Dazu gibt es eine einzige Parallele: nämlich Gina. Gina ist ihm ein Dorn im Auge, weil sie David und Sandra das Leben gerettet hat. Sie wird ganz sicher als Nächstes auf der Opferliste stehen. Daher ist der Ort leicht zu vermuten und die Zeit weiß er auch schon. Der Moment ihrer ersten Begegnung.
Gina glaub es war auf dem Revier im Konferenzraum, aber sie irrt sich. Der Mörder kennt die kleinsten Details aus seinem Leben. Da wird er auch die wahre erste Begegnung kennen: Der Tatort in der Gasse mit dem toten Winkel. Er hat auf dem Balkon gestanden und sie beobachtet.
Es ist erst vor einigen Tagen geschehen und dennoch zählt es als wichtiges Ereignis in Davis Leben, weil er davor drei Jahre alleine gearbeitet hat.
All diese Ereignisse hat der Mörder sich herausgesucht. Alles nur, um David herauszufordern. Fazit ist, dass David ihn zwar durchschaut, aber viel zu lange gebraucht hat. Vier Menschen sind tot und nun bringt er auch noch Gina in Gefahr.
„Es sind nur vier Menschen. Es könnten weitaus mehr sein, wenn jemand anderes den Fall bekommen hätte, David", sagt Gina tröstend.
„Ich habe die Parallelen nicht gesehen, aber ich kenne Ihr Leben auch nicht so gut.
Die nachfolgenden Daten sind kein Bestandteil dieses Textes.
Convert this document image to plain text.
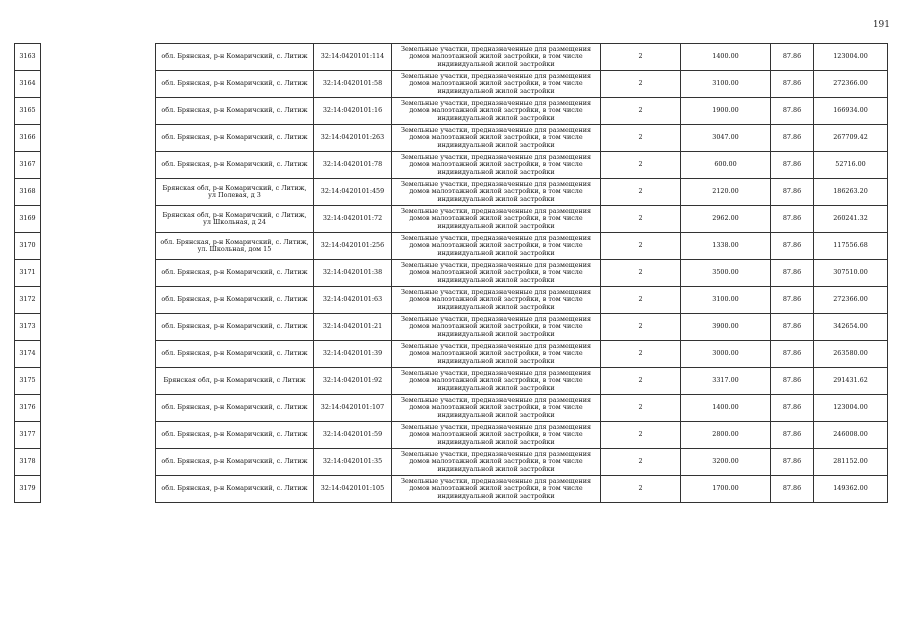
191
3163		обл. Брянская, р-н Комаричский, с. Литиж	32:14:0420101:114	Земельные участки, предназначенные для размещения домов малоэтажной жилой застройки, в том числе индивидуальной жилой застройки	2	1400.00	87.86	123004.00
3164		обл. Брянская, р-н Комаричский, с. Литиж	32:14:0420101:58	Земельные участки, предназначенные для размещения домов малоэтажной жилой застройки, в том числе индивидуальной жилой застройки	2	3100.00	87.86	272366.00
3165		обл. Брянская, р-н Комаричский, с. Литиж	32:14:0420101:16	Земельные участки, предназначенные для размещения домов малоэтажной жилой застройки, в том числе индивидуальной жилой застройки	2	1900.00	87.86	166934.00
3166		обл. Брянская, р-н Комаричский, с. Литиж	32:14:0420101:263	Земельные участки, предназначенные для размещения домов малоэтажной жилой застройки, в том числе индивидуальной жилой застройки	2	3047.00	87.86	267709.42
3167		обл. Брянская, р-н Комаричский, с. Литиж	32:14:0420101:78	Земельные участки, предназначенные для размещения домов малоэтажной жилой застройки, в том числе индивидуальной жилой застройки	2	600.00	87.86	52716.00
3168		Брянская обл, р-н Комаричский, с Литиж, ул Полевая, д 3	32:14:0420101:459	Земельные участки, предназначенные для размещения домов малоэтажной жилой застройки, в том числе индивидуальной жилой застройки	2	2120.00	87.86	186263.20
3169		Брянская обл, р-н Комаричский, с Литиж, ул Школьная, д 24	32:14:0420101:72	Земельные участки, предназначенные для размещения домов малоэтажной жилой застройки, в том числе индивидуальной жилой застройки	2	2962.00	87.86	260241.32
3170		обл. Брянская, р-н Комаричский, с. Литиж, ул. Школьная, дом 15	32:14:0420101:256	Земельные участки, предназначенные для размещения домов малоэтажной жилой застройки, в том числе индивидуальной жилой застройки	2	1338.00	87.86	117556.68
3171		обл. Брянская, р-н Комаричский, с. Литиж	32:14:0420101:38	Земельные участки, предназначенные для размещения домов малоэтажной жилой застройки, в том числе индивидуальной жилой застройки	2	3500.00	87.86	307510.00
3172		обл. Брянская, р-н Комаричский, с. Литиж	32:14:0420101:63	Земельные участки, предназначенные для размещения домов малоэтажной жилой застройки, в том числе индивидуальной жилой застройки	2	3100.00	87.86	272366.00
3173		обл. Брянская, р-н Комаричский, с. Литиж	32:14:0420101:21	Земельные участки, предназначенные для размещения домов малоэтажной жилой застройки, в том числе индивидуальной жилой застройки	2	3900.00	87.86	342654.00
3174		обл. Брянская, р-н Комаричский, с. Литиж	32:14:0420101:39	Земельные участки, предназначенные для размещения домов малоэтажной жилой застройки, в том числе индивидуальной жилой застройки	2	3000.00	87.86	263580.00
3175		Брянская обл, р-н Комаричский, с Литиж	32:14:0420101:92	Земельные участки, предназначенные для размещения домов малоэтажной жилой застройки, в том числе индивидуальной жилой застройки	2	3317.00	87.86	291431.62
3176		обл. Брянская, р-н Комаричский, с. Литиж	32:14:0420101:107	Земельные участки, предназначенные для размещения домов малоэтажной жилой застройки, в том числе индивидуальной жилой застройки	2	1400.00	87.86	123004.00
3177		обл. Брянская, р-н Комаричский, с. Литиж	32:14:0420101:59	Земельные участки, предназначенные для размещения домов малоэтажной жилой застройки, в том числе индивидуальной жилой застройки	2	2800.00	87.86	246008.00
3178		обл. Брянская, р-н Комаричский, с. Литиж	32:14:0420101:35	Земельные участки, предназначенные для размещения домов малоэтажной жилой застройки, в том числе индивидуальной жилой застройки	2	3200.00	87.86	281152.00
3179		обл. Брянская, р-н Комаричский, с. Литиж	32:14:0420101:105	Земельные участки, предназначенные для размещения домов малоэтажной жилой застройки, в том числе индивидуальной жилой застройки	2	1700.00	87.86	149362.00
Ich hätte lange suchen müssen, um diese Dinge herauszufinden und auch wenn es hier um Ihr Leben geht, ist es nicht einfach sowas herauszufinden. Er hätte auch noch Parallelen durch die Opfer erschaffen können, aber ich schätze, das hätte ihn in seiner Handlungsfreiheit zu sehr eingeschränkt."
David nickt abwesend. Er weiß sie sagt das nicht nur zum Trost. Sie meint das so.
„Danke für die aufbauenden Worte, Gina. Nur ist mir jedes Opfer zu viel. Wenn das so weiter geht, wird sich der Mörder einen Berg aus Toten erschaffen."
Sie seufzt und steht wieder auf.
„Denken Sie positiv, David. Ich bin ja noch da. Erholen Sie sich und verlassen Sie sich ganz auf mich."
Er schnaubt herablassend.
„Soll mich das jetzt beruhigen?"
„Ja", sagt sie und nickt zuversichtlich. „Ich will, dass Sie sich ausruhen und wieder auf die Beine kommen, Partner."
Mit diesen Worten schlägt sie sanft auf seine zugedeckten Beine und wünscht ihm gute Besserung, bevor sie ihn endlich ausruhen lässt.